Ajax Flagellifer (Oxford)
Cambridge University Library MS. Add. 34
(Narratives by Cambridge Men)
Under the heading---
- "The preparacion at Oxford in August 1605, against the comminge
- thither of king Iames with the quene and Younge Prince, together with
- the thinges then and there done, and the maner thereof./"
---is an account of the play by Philip Stringer, visiting from Cambridge:
f 37* (28 August)
...The same daye after supper about 9. of the Clock they began to act the
Tragedye of Aiax flagellifer, wherein their stage varried 3. times, they had all
goodlie anticke apparrell, but for all that yt was not acted soe well by many
degrees as I have seene yt in Cambridge, the kinge was verye weary before
he came thither, but much more wearied by that, and spake manye wordes
REED Oxford 1.299
Performed at Christ Church, Oxford, 28 August 1605 by players from Magdalen College, for a royal visitation.

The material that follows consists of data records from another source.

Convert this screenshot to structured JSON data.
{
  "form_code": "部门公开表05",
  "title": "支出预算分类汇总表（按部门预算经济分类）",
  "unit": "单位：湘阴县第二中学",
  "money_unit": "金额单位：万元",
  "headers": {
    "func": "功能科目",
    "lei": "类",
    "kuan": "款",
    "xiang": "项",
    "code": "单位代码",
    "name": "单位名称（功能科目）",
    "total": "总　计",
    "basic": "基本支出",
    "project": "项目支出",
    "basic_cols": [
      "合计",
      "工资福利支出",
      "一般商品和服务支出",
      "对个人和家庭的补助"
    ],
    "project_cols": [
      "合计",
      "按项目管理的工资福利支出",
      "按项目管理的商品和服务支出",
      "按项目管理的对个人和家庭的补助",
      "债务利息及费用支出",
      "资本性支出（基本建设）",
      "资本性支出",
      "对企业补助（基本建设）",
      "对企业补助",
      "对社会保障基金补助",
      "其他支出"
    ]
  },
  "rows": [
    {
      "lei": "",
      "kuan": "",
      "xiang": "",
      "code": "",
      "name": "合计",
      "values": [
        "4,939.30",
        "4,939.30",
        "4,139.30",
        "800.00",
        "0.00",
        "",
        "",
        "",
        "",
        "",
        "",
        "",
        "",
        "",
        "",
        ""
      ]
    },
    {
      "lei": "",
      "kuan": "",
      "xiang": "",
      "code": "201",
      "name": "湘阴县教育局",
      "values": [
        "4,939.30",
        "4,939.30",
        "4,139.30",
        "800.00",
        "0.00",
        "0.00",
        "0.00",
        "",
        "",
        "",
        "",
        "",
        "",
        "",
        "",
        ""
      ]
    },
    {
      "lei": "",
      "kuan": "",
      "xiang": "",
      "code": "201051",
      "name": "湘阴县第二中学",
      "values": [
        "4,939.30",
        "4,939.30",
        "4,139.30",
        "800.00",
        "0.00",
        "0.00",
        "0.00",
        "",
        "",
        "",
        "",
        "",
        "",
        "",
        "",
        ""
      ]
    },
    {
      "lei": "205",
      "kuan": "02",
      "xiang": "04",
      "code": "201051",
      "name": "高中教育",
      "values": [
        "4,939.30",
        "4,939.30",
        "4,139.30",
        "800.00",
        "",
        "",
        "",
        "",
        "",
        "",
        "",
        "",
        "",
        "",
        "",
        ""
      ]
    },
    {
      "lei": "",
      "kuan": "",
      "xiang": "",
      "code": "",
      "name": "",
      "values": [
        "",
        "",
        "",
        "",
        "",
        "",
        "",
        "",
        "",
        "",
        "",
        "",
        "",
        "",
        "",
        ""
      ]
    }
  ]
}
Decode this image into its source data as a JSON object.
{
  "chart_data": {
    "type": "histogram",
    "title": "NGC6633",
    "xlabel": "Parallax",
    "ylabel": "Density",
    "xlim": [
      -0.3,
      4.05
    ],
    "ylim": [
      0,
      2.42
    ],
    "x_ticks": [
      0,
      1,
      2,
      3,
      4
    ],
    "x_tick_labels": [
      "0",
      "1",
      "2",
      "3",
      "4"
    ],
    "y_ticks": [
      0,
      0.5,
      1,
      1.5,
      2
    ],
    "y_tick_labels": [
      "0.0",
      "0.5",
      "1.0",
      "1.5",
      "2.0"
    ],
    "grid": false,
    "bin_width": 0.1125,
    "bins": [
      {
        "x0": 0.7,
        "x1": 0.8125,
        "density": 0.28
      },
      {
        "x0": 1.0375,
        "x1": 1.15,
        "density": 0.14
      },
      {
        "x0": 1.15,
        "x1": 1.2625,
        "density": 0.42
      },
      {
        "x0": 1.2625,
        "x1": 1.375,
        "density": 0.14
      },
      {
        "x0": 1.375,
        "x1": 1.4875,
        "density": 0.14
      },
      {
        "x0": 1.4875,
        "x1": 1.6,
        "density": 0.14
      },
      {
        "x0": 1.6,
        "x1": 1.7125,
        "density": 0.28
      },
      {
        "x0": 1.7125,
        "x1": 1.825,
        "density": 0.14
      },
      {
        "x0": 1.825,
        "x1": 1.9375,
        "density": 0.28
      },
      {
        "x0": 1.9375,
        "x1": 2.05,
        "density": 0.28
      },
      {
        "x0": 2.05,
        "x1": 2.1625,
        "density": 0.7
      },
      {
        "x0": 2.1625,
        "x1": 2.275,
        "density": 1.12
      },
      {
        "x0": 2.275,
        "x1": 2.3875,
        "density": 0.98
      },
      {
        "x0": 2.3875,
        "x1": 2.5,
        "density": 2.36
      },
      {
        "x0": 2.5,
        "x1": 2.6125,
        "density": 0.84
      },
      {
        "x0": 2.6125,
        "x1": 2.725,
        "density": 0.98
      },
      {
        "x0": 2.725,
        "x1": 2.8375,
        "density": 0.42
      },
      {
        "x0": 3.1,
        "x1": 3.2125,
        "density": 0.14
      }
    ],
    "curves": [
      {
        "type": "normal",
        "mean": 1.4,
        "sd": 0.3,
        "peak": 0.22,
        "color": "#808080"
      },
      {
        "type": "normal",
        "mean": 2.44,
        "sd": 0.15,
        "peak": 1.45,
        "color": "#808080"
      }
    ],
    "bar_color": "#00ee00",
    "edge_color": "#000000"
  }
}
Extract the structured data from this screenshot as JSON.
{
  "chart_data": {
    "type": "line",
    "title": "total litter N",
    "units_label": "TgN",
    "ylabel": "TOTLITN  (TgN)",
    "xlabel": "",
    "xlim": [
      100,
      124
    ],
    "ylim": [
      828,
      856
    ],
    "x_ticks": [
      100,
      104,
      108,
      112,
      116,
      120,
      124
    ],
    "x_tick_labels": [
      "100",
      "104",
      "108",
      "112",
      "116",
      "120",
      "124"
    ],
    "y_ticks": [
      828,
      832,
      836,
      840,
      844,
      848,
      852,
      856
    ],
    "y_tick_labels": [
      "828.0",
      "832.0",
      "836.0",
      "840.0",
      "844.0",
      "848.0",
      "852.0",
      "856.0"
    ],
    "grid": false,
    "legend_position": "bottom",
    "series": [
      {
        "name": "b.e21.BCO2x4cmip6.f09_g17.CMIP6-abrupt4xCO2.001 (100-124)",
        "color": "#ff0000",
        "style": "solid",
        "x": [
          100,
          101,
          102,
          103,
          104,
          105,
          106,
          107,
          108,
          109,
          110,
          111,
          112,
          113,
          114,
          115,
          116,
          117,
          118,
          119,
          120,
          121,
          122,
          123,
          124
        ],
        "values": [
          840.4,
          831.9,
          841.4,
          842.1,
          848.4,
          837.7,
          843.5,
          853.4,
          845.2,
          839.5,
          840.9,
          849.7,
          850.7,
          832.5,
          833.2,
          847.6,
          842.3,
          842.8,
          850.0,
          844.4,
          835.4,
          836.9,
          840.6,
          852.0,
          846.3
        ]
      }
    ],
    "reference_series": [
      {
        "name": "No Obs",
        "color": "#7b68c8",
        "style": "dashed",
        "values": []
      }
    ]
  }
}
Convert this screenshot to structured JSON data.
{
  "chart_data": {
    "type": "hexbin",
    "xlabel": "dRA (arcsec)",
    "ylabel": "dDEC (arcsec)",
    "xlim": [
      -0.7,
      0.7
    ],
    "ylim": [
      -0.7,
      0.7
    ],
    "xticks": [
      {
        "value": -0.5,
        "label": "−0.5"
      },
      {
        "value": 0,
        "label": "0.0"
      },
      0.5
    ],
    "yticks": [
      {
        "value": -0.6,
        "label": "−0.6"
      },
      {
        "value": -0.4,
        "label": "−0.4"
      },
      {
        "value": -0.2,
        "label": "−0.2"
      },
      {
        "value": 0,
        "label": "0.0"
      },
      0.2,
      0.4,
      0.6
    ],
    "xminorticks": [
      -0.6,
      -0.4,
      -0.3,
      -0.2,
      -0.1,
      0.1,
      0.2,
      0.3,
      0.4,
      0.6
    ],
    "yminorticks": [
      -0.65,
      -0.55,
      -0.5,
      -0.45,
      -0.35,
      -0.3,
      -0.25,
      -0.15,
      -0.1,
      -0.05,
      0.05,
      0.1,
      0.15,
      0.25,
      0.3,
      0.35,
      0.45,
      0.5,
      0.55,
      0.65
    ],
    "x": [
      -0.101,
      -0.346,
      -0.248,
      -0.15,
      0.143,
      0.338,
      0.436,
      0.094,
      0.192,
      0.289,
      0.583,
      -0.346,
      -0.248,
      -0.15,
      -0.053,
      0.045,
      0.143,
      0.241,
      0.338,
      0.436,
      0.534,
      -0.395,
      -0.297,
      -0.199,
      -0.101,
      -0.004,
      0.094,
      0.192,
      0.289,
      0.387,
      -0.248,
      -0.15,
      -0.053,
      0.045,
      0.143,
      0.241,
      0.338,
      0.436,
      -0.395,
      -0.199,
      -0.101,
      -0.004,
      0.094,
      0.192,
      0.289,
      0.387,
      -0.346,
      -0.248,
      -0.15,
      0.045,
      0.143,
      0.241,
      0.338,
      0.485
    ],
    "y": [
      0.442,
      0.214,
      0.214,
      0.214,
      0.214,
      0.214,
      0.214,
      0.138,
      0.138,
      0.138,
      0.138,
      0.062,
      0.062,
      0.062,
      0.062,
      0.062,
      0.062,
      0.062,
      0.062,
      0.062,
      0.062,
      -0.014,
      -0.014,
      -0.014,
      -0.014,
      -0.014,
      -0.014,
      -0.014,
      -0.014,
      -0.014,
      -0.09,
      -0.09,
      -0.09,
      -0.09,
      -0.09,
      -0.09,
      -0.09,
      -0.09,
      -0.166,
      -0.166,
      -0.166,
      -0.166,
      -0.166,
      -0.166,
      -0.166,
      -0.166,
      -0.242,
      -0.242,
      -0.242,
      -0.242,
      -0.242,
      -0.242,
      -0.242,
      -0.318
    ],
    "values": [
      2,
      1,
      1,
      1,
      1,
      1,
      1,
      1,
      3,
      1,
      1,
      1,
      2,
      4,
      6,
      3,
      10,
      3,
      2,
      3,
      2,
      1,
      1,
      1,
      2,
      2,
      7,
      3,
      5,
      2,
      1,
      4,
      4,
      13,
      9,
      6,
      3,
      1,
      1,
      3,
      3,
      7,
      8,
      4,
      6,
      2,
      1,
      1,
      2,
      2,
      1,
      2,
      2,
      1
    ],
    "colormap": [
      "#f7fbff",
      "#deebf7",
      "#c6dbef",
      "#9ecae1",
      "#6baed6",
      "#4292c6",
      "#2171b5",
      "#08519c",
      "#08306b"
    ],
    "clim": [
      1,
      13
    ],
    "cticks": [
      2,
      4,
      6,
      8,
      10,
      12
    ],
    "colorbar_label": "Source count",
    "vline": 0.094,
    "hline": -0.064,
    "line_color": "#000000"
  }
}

Possible Narrative and Dramatic Sources or Analogues
Sir Isaac Wake's account of the play in Wake, Rex Platonicus (1607) STC: 24939
In REED Oxford 2 (Appendix 6.2), Elliot and Nelson observe: "Not apparently a translation from Sophocles, but an independent play. This was probably a different play from the Ajax Flagellifer performed at Cambridge in 1564" (825).
Their evidence for this assertion is Sir Isaac Wake's 1607 account of the play, which the REED editors translate (from Latin) as follows:
pp 78-9 (28 August)
The name of the play, which young men chosen from the whole University performed, (was) Ajax Flagellifer: although the title was borrowed from Sophocles, still (the play) was as different in matter as in expression. The choice of its argument was made not only because it provided, with a splendid and stately variety of representations, abundant delight for such great spectators, but because the matter also seemed to be very appropriate for both courtly and academic ears and minds. For that celebrated dispute over the arms of dead Achilles is represented. Ajax claimed those arms as a reward for military prowess, but Ulysses obtained (them) as the deserts of (his) wisdom and learned eloquence. The conquered soldier fills the stage and all (its) round with (his) furious bellow; he calls upon the Furies; he curses gods and men; he breathes nothing but threats and vengeance. But wrath indeed (is) vain without strength, and strength (is vain) without prudence; and a ferocity, which the cultivation of letters and learning does not temper, results in (its) possessor's destruction. After the madman's various wicked deeds, after he had slaughtered a flock of sheep instead of the Greek leaders and had scourged a large ram savagely in the place of Ulysses, he, when finally restored to (his own) mind, kills himself, more insane (now) than when (he was) insane. Tecmessa most piteously mourns the death of her lord, but the shade of Hector, which completely undetectable to Ajax provided the function of the chorus, rejoices. It is not easy to say with how marvellous a variety all these things fed both the eyes and the ears, all the more so because, on account of the variety of the matter, the whole fabric of the stage and the artful apparatus of the embroidered hangings were renewed again and again to the amazement of all. Where just now you had gazed on the living image of Troy and the Trojan shore, soon afterward you would see woods and deserts, horrific caves and the dwellings of the Furies, and while these were immediately vanishing, (you would see) unexpectedly the very agreeable appearance of tents and of ships.
From Wake's account it is therefore possible to conclude that the play contained at least:
- Hector's ghost, as Chorus
References to the Play
Stephen Orgel suggests that periaktoi were deployed at the Oxford entertainments of August 1605, when the lost plays Alba (Robert Burton) and Ajax Flagellifer, and the extant Vertumnus (Matthew Gwinne) and The Queen’s Arcadia (Samuel Daniel), were performed for a royal visitation:
For these classical texts [Inigo] Jones created what he understood to be a classical stage, with periaktoi and other scenic machines, so that (a spectator records) “not only for separate performances given on different days, but for a single play, new settings of the entire stage were made to appear with a diversity and suddenness that astonished everyone.” … Jones used his periaktoi to create a realistic Italian setting for the tragedy [Ajax Flagellifer] and an emblematic Elizabethan one for the comedy [Vertumnus]. What was similar about them was the really crucial innovation, the use of perspective for both. (376-77)
Orgel's claim appears to be contradicted by Sir Isaac Wake's testimony (above) in which Wake states that it was "the embroidered hangings", not periaktoi, which "were renewed again and again to the amazement of all."
For What It's Worth
"Flagellifer" literally = "lash bearer" (REED Oxford 2.1190)
Orgel, Stephen. "The Poetics of Spectacle." New Literary History 2 (1971): 367-89. Print.